News & Media

Addington attentive to Stewart's needs before, during race

June 25, 2012, Mark Aumann,

SONOMA, Calif. -- Crew chief listens to driver to improve the car, then adjusts late-race strategy

One of the secrets to being a good crew chief is being a good listener, and Steve Addington proved Sunday that he's adept at both.

After Stewart struggled all weekend and qualified 24th, Addington heard what Stewart had to say about the car and suggestions that might help the No. 14 Chevrolet find some speed. Then he paid attention to the voice of experience in his mind, the one telling him late in the race that he needed to deviate from his original two-stop strategy.

"I just try to pay attention to what the driver's telling me and what I feel like [the car] needs."


"I just try to pay attention to what the driver's telling me and what I feel like [the car] needs," Addington said. "I've had great groups of people around me at the time, too, to help me with direction when I have an idea."

Stewart came home second behind Clint Bowyer, giving Addington his third finish of first or second in the past five races on the 1.99-mile, 11-turn Sonoma road course -- all with different organizations.

Last year, Addington was on the pit box for Kurt Busch's dominating win for Penske Racing.
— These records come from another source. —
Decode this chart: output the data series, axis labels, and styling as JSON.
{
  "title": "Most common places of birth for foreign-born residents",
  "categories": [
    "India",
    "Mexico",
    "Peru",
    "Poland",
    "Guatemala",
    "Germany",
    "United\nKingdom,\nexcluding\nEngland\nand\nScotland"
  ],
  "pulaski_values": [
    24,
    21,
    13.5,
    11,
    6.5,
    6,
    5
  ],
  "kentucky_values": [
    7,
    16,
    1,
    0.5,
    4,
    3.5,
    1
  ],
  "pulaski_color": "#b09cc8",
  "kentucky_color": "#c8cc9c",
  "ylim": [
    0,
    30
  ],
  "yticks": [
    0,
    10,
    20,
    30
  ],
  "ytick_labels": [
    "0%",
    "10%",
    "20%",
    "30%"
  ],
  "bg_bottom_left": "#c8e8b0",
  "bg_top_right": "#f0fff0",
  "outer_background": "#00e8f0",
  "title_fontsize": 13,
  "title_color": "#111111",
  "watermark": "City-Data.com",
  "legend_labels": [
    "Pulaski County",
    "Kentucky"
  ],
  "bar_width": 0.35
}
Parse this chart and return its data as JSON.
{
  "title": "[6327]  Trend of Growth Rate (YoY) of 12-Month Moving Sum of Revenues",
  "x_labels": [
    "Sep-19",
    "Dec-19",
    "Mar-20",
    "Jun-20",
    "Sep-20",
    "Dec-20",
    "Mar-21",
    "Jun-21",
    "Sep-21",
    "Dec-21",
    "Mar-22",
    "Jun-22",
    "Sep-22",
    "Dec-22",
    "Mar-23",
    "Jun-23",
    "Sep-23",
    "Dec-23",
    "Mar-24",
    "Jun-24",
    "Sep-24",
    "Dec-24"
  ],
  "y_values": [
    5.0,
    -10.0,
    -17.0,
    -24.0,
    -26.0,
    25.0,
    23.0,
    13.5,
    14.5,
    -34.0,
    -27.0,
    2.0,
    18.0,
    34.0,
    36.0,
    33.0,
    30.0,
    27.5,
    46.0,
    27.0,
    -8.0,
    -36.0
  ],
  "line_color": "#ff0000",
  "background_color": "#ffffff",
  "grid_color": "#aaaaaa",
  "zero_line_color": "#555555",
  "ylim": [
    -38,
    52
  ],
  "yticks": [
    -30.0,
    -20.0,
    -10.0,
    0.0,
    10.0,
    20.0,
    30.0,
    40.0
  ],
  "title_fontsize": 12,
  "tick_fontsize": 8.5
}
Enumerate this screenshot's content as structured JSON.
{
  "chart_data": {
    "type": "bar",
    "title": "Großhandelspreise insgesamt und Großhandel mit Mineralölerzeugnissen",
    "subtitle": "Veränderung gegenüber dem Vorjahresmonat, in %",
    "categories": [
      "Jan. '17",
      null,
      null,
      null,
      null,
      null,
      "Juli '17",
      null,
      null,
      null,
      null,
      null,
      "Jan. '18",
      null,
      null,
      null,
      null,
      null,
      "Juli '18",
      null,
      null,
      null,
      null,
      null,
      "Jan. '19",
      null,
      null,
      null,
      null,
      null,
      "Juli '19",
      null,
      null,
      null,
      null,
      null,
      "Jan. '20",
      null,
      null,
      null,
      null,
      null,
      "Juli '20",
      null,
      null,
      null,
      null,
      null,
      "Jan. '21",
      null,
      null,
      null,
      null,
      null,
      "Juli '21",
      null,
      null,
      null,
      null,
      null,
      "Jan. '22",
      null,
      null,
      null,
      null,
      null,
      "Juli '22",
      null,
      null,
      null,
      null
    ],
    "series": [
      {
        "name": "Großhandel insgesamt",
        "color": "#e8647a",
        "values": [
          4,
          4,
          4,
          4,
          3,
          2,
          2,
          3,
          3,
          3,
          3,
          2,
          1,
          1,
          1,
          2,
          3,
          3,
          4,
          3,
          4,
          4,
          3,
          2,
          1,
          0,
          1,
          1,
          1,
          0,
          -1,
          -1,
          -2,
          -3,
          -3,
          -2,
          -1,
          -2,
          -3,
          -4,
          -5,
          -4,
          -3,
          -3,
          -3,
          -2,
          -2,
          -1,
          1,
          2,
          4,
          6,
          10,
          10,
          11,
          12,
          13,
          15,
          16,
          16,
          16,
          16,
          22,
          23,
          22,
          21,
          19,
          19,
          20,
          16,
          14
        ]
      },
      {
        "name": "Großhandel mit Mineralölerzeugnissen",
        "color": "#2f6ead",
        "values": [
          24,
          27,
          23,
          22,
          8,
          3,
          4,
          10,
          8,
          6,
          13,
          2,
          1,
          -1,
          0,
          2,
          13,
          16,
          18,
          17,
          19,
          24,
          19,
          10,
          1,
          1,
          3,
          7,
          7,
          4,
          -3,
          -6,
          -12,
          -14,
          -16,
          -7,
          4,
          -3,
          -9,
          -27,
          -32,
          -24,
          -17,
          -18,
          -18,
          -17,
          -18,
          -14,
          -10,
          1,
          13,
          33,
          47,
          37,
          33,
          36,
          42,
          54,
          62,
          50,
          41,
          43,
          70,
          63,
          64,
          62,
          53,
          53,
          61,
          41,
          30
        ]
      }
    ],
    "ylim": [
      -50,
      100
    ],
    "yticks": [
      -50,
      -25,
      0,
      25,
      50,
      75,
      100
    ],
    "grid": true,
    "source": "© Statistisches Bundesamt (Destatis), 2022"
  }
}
In 2007, he orchestrated a 30th-to-first run for Kyle Busch at Joe Gibbs Racing.

"I am really proud of Steve Addington and the guys," Stewart said. "They really worked hard the last two days. We just couldn't get happy with it on Friday or Saturday, but they got a car [Sunday] that was really, really good.

"We started too far back, but I think myself and Brian Vickers probably had two of the best cars. Obviously [Kurt Busch and Clint Bowyer] were really strong all day, too."

Addington's original idea was to work the fuel mileage game and finish the race with just two stops. Stewart executed that game plan to perfection, getting 34 laps out of the first tank of fuel and 38 more from the second.

But because the race ran without a caution that entire time, Stewart found himself in something akin to "one step forward, two steps back." Even though he steadily moved through the field, he found himself losing ground to the leaders.

Stewart eventually broke into the top 10 by Lap 50 and was hovering just outside the top five, but he was running more than 20 seconds behind.

"When you're starting outside of the top 15 or so, it's hard to make up time," Addington said. "Tony did a great job driving up through there like that to the top 12 there on that first run. We were making up time, but the leaders just had gotten away from us.

"So we had to do what our car would allow us to do [Sunday]. That's what the game plan was. You get farther behind on green-flag stops because you lose track position. But we had to do what we had to do."

Compounding the situation was that the car's full tank didn't fill completely on what should have been Stewart's final stop. Now he knew he needed a break.

* Press Pass: Stewart talks about fortunate misfortune

That came in the form of the race's first caution, when Tomy Drissi slapped the wall in the esses on Lap 82. Not only could Addington call Stewart in to make sure he had enough fuel to get to the finish, but also he could use the opportunity to give him new tires.

"We were in a position there that there weren't that many cars on the lead lap," Addington said. "I figured that every one of them was coming in because tires were important. And we had eight laps on those things, so we decided to put four fresh ones on it and try to win the race."

Instead, the top six cars stayed out. Now Stewart had everything working in his favor: a fast car and the leader in his sights.

"We just had eight or 10 laps fresher tires than those guys," Stewart said. "We still had to fight our way through there. We had a really good car. We just took all day to get the track position."

Stewart had worked his way into third when the day's second and final caution came out for a two-car spin in Turn 7, setting up a green-white-checkered finish. After the restart, he was able to get past Busch's wounded car, but Bowyer was too far in front for him to chase down in one lap.

"To end up running second like this is just a really good effort for all of our guys," Stewart said. "I'm really proud of Steve Addington [because he] never gave up this weekend. Nobody ever gave up on trying to find something that was going to be a little bit better."